– Постой, какую дверь? – не поняла я. – Там больше никаких дверей не было!
– Да была дверь, – возразил невозмутимо Павлик. – Я сам-то чисто случайно на нее наткнулся. Как раз мужик какой-то из нее вышел, ну и мне интересно стало, что там.
– И ты попер туда?
– Ну, ясное дело, – Павлик хмуро кивнул.
– Ну? – спросил настороженно Валера Гурьев. – А там что?
– Да ничего! – Павлик снова недоумевающе пожал плечами. – Какие-то цистерны с нефтью разгружались.
– Цистерны? – переспросила я. – Их было сколько, восемь?
– Я их что, считал? – спросил Павлик весьма агрессивно. – Довольно длинный был состав, все, что я помню.
– И долго ты его снимал? – поинтересовался Гурьев.
– Ну да, – кивнул Павлик. – Там как раз один рабочий по цистернам лазил, ругался страшно, а я его снимал.
– Ругался?

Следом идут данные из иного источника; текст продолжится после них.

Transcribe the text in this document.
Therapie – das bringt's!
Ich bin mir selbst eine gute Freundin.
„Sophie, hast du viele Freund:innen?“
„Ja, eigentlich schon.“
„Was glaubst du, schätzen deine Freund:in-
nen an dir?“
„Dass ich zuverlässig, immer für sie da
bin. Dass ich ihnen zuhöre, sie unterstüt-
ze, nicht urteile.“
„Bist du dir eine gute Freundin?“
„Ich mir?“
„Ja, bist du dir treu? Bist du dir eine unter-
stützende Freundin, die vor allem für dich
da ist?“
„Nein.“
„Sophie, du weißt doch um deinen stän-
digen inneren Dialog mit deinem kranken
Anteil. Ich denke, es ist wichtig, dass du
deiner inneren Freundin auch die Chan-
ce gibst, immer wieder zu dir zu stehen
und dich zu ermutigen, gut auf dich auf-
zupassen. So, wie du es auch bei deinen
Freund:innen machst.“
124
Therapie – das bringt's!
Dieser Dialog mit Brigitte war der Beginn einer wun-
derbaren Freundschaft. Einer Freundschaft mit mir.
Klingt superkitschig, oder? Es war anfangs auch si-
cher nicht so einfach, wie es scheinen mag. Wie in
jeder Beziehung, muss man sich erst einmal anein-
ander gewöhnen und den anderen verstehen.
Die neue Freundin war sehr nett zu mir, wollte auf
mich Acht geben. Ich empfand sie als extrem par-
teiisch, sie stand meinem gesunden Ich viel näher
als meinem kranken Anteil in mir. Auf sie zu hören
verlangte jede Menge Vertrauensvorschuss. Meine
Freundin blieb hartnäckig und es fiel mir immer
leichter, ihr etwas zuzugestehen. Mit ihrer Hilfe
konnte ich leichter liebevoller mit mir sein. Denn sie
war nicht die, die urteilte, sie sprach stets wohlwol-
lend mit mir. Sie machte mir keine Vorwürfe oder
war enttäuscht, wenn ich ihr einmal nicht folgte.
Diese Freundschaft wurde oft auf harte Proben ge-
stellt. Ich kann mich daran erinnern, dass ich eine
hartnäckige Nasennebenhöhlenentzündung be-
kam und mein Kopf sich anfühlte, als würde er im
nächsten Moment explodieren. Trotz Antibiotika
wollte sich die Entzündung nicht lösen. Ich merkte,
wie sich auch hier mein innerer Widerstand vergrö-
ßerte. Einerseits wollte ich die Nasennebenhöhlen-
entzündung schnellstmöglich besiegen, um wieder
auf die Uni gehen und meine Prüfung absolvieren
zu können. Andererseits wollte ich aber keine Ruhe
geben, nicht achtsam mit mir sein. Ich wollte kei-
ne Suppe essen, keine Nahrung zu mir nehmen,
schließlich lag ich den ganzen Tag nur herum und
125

Почему ругался?
– Потому что в нефти перемазался как свинья, – Павлик ухмыльнулся.
– В нефти перемазался? – удивилась я. – Он что, внутрь самих цистерн забирался?
– Конечно, внутрь, – Павлик снова довольно ухмыльнулся. – Залезет, спрыгнет в эту дырку, а там же, наверное, скользко из-за нефти, так он как поскользнется и шлепнется с грохотом на стальной пол! Ну, и пошел чесать трехэтажно! А цистерна-то стальная, слышно через стенки хорошо, только немного гулко, как через очень большой рупор. Умора! Представляете, стоит ряд цистерн, никого вокруг нет, только мат слышен. Я специально снимал, хотел вам показать. Думаю, вы бы лежали от смеха!
Мы переглянулись, однако вовсе не столь весело.
– И долго он так лазил? – спросил Валера Гурьев.
– Долго, – кивнул Павлик. – Наверное, в каждую цистерну залезал. Я-то до конца не мог снимать, ко мне этот тип подошел, говорит: «Пойдемте, там вас банкет ждет».
Я кивнула. Конечно, Щеглов был поблизости и старался держать ситуацию под контролем.
– А зачем же он лазил по цистернам, ты не понял? – спросил Гурьев.
– Вроде как выгружал оттуда что-то, – сказал Павлик. – Он ругался, говорил, трудно было в одной цистерне все сложить, надо обязательно в каждую сунуть.
– Сам себе, что ли, он это говорил? – поинтересовался Валера Гурьев.
– Ну а почему нет? – Павлик ухмыльнулся. – Матерился он точно не для чужих ушей, а вполне от души.
– Павлик, а ты не рассмотрел, что именно он доставал из нефтяных цистерн? – спросила я. – Хотя бы на что это было похоже?
– На мешки это было похоже, – отвечал Павлик.
– Большие мешки?
– Ну да, обычные мешки, в каких сахар или муку возят. – Павлик, казалось, немного удивлялся настойчивости наших расспросов.
– Что, белые мешки? – спросил Валера.
– Должны быть белые, – усмехнулся Павлик. – Когда он их вытаскивал, они скорее были черно-коричневые, все в нефтяных разводах.
– Ах, ну да, – сказала я со вздохом. – Они же были в нефти.
– Ну а что потом? – спросил Валера. – Я не пойму, с чем эти мешки-то оказались?
– А я знаю? – Павлик пожал плечами. – Какая-то коричневая труха… На молотое сено похожая..
– Молотое сено? – задумчиво переспросил Валерий, откидываясь на спинку стула. – Вряд ли молотое сено стали бы возить таким способом!
– И я так думаю! – согласился Павлик. – Я еще удивлялся, что он над этой трухой так трясется!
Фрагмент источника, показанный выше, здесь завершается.